Will Ryan, an outdoorsman and writer and editor for "Gray’s Sporting Journal," selected the story "Sawney’s Deer Lick" for inclusion in his 2013 history of hunting and fishing in America. Written by Charles D. Lanier and illustrated by Frost for Scribner’s in 1895, the story follows a narrator and his guide.
Ryan prefaces, "If the story of the most dangerous big game is about leaving home, the story about the most treasured big game, the white-tailed deer, is about finding it…The remote woods of the northern Midwest, Maine, the central Adirondacks, western Pennsylvania, and West Virginia were the only regions in the country capable of hosting a deer season in the late nineteenth and early twentieth centuries. Not surprisingly, most of the white-tailed deer stories from the 1890s came from those regions. City hunters relied on guides or locals with inside information to assist them in the hunting, as is the case in 'Sawney’s Deer Lick.'"
Ryan continues, "The narrator and his longtime guide were on one of their Allegheny big game hunts when they stopped for a break. ‘I’ve killed some 37 deer from this spring,’ said Sawney Moore, the lanky mountaineer guide, standing ‘with hands clasped over the muzzle of the old mountain rifle, which was long enough to act as a comfortable support for his chin.’"

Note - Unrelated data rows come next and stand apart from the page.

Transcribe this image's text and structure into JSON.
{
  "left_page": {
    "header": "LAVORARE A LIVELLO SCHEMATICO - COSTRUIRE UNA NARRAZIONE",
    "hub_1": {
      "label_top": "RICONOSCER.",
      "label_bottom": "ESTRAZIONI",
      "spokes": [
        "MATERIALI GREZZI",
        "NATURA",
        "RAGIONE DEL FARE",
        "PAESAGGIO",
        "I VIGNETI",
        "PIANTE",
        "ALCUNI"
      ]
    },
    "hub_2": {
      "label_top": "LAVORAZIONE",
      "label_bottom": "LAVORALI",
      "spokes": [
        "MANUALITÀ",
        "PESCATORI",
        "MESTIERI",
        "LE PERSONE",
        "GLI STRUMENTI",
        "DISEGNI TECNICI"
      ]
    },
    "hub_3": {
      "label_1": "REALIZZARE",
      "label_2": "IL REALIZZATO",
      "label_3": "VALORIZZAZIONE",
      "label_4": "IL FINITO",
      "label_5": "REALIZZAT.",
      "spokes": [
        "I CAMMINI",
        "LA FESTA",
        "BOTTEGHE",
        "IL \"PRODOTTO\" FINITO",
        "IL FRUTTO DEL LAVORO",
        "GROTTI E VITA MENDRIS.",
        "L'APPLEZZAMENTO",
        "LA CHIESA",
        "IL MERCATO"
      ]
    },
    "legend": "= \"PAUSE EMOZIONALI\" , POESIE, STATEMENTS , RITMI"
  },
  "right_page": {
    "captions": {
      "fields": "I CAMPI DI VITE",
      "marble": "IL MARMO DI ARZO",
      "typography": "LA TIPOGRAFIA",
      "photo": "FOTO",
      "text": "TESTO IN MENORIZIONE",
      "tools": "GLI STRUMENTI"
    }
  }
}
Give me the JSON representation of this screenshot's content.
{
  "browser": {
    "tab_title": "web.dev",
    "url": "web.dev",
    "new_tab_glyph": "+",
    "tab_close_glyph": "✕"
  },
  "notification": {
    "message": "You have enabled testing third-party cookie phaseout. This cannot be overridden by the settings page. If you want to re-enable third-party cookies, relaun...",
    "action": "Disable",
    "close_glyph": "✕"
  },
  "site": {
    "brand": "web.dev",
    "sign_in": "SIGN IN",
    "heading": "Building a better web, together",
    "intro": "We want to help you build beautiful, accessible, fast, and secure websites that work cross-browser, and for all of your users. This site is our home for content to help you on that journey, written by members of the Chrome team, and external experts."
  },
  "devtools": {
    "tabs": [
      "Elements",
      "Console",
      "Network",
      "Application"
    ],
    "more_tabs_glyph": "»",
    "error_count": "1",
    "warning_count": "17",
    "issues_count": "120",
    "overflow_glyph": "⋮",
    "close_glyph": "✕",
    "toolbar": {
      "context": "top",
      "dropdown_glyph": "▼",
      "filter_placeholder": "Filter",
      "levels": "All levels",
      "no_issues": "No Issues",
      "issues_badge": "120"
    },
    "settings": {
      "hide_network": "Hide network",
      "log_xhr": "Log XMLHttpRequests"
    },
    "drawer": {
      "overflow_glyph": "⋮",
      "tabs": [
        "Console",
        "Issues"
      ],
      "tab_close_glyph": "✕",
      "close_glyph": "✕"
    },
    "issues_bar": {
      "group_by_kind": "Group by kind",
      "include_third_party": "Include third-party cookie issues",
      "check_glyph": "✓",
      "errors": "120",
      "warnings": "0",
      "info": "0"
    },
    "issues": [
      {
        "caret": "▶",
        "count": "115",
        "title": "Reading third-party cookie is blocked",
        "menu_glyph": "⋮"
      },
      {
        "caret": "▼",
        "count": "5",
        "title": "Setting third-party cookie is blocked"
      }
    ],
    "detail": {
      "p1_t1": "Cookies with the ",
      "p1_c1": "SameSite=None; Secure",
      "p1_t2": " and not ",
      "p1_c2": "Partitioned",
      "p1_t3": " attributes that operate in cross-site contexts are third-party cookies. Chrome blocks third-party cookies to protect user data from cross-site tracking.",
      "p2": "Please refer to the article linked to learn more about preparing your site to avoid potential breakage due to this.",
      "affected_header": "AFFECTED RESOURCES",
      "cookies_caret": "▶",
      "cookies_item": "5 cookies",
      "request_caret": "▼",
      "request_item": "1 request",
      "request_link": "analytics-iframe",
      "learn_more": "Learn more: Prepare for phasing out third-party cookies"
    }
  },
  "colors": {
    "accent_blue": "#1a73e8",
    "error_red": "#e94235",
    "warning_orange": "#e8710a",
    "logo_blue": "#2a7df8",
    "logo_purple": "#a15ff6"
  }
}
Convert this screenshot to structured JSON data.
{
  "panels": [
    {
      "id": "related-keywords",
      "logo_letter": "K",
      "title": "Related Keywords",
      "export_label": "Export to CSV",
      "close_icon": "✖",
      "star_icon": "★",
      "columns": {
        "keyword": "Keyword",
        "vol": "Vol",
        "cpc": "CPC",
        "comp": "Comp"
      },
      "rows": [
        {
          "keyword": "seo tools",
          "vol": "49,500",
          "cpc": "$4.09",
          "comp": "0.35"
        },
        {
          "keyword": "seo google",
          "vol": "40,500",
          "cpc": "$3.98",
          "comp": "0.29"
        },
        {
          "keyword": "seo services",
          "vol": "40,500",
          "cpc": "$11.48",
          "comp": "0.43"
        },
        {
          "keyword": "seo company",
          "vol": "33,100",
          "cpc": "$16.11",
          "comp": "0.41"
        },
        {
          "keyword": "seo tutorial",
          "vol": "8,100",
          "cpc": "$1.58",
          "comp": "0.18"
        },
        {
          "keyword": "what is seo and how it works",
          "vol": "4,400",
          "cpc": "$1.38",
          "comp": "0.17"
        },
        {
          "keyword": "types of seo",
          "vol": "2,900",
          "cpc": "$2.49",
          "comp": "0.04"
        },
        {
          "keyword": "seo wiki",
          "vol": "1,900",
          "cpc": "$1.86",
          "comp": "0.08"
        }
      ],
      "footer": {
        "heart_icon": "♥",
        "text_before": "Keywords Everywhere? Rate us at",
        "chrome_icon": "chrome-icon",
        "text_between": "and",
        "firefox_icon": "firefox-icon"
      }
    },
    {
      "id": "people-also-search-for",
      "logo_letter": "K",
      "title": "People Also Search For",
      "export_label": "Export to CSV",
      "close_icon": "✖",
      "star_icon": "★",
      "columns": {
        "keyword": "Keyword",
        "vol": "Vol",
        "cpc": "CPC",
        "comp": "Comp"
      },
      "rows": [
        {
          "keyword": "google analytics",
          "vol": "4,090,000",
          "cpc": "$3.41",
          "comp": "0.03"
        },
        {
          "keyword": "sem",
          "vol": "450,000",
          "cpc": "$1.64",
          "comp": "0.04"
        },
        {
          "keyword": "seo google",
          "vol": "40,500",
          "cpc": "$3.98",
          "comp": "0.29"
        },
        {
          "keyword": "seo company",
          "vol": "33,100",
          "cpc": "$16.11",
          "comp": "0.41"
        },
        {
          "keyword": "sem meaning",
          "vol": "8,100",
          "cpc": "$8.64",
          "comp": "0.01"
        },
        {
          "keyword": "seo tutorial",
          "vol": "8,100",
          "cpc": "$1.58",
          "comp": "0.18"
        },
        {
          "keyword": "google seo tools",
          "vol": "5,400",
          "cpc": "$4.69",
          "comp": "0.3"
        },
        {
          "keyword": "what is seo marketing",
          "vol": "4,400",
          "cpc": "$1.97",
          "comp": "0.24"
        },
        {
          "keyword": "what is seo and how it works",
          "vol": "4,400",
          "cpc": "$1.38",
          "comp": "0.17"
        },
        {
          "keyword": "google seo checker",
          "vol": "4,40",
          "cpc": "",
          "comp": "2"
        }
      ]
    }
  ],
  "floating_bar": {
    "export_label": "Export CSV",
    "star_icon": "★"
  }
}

"In all likelihood, Scribner’s readers read the stillness and purity of nature and the mountain’s tabernacle woodland with a religious frame of mind. In many ways, this was a story author Lanier was born to tell. He was the eldest son of Sidney Lanier…The younger Lanier spent considerable time in the uplands of the Alleghenies and witnessed his father’s effort at healing through love of the land. By seventeen, Charles was a skilled outdoorsman. After college he moved to New York, where he worked on Wall Street and at the American Review of Reviews and also wrote stories for Scribner’s."
This work, depicting an eccentric and accomplished mountain guide at one with his surroundings, conjures a specific moment in the history of hunting in America.
Provenance: Henry M. Reed Collection, acquired from Russell Button Gallery, Chicago
Private Collection, New Jersey, by direct descent in the family from the above
Literature: Charles D. Lanier, "Sawney's Deer Lick," Scribner's Magazine, Jan 1895, p. 100, illustrated.
Will Ryan, "Gray's Sporting Journal's Noble Birds and Wily Trout: Creating America's Hunting and Fishing Traditions," Guildford, CT, 2013, pp. 133-136.
Exhibited: Montclair, New Jersey, "The World of A. B. Frost: His Family and their Circle," Montclair Art Museum, April 24-June 19, 1983.